O algodão vira o fio bruto, que é misturado a fibras de poliéster ou passa direto ao tingimento para, depois, ocupar as bobinas dos teares da tecelagem. O cheiro de enxofre toma toda a área destinada à tinturaria em série. Diversos mergulhos em químicos são necessários para que a coloração pegue na trama, oxide e, depois, firme o tom desejado. Os dejetos são tratados na própria fábrica para serem despejados em um estado neutro, que não agrida nem o solo nem os mananciais.

É o fator poluente da produção do jeans que o transforma em vilão da indústria da moda. Mas iniciativas em prol da sustentabilidade também colocam a trama azul como uma novidade verde. Além do sistema de reciclagem das sobras de fio no tingimento e o uso de biomassa da própria produção para abastecer a caldeira geradora de vapor para as máquinas, o Brasil é um dos pioneiros no mundo em reciclagem da água na fabricação do jeans. Estima-se que, para um par de calça, são usados 11 mil litros de água, desde o plantio do algodão até sua lavagem final.

Na Damyller, marca de índigo de Santa Catarina, quase toda a água usada na confecção dos tecidos é reciclada e volta para a produção. A economia chega a mais de 3 milhões de litros por mês. "Infelizmente, na fabricação de jeans ainda não existe impacto zero no meio ambiente", explica Damylla Damiani, porta-voz da marca.
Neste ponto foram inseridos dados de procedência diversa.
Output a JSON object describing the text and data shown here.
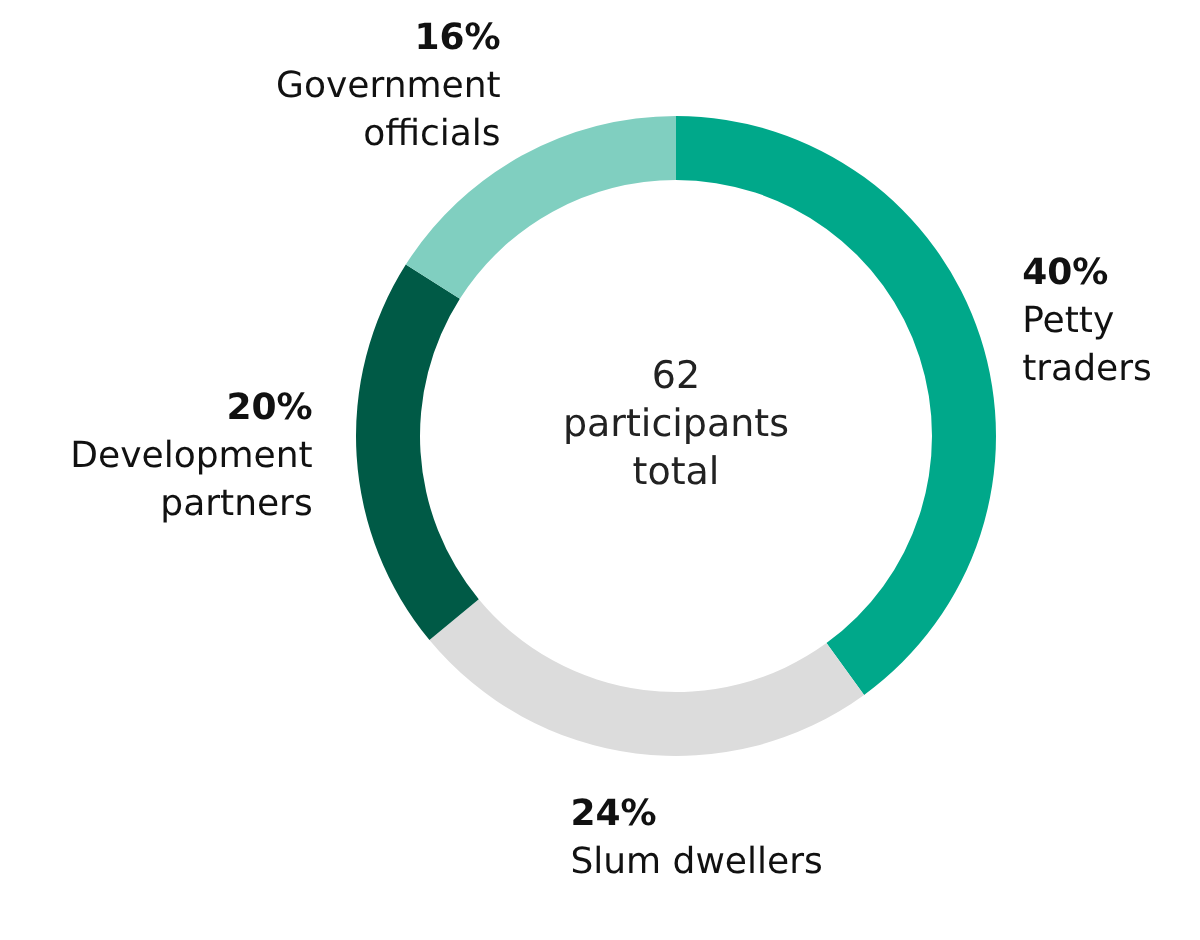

Zero pode não ser uma meta no horizonte, mas, segundo Ricardo Steinbruch, presidente da Vicunha Têxtil, ações urgentes já estão sendo tomadas para chegar perto. A seca no Nordeste, onde parte dos seus parques fabris estão instalados, ameaça as fábricas. No dia da visita da reportagem ao parque industrial, o executivo, governo e lideranças empresariais firmaram acordo para criar um sistema de reúso para toda a cadeia produtiva da região. A ideia é colocar o projeto em prática já em 2018.

"Não há saída para a indústria se não olharmos a questão da sustentabilidade", diz Steinbruch, dono de uma das maiores fortunas do país. Ele admite que, nas conversas dos maiores empresários da moda mundial, o grande entrave para a abertura do pensamento sustentável ainda é o valor mais alto dessa produção em larga escala.

"Todos acham legal o nosso algodão ter certificação e não usarmos trabalho infantil na produção do jeans. Mas, na hora de fechar negócio, o que as empresas procuram é preço."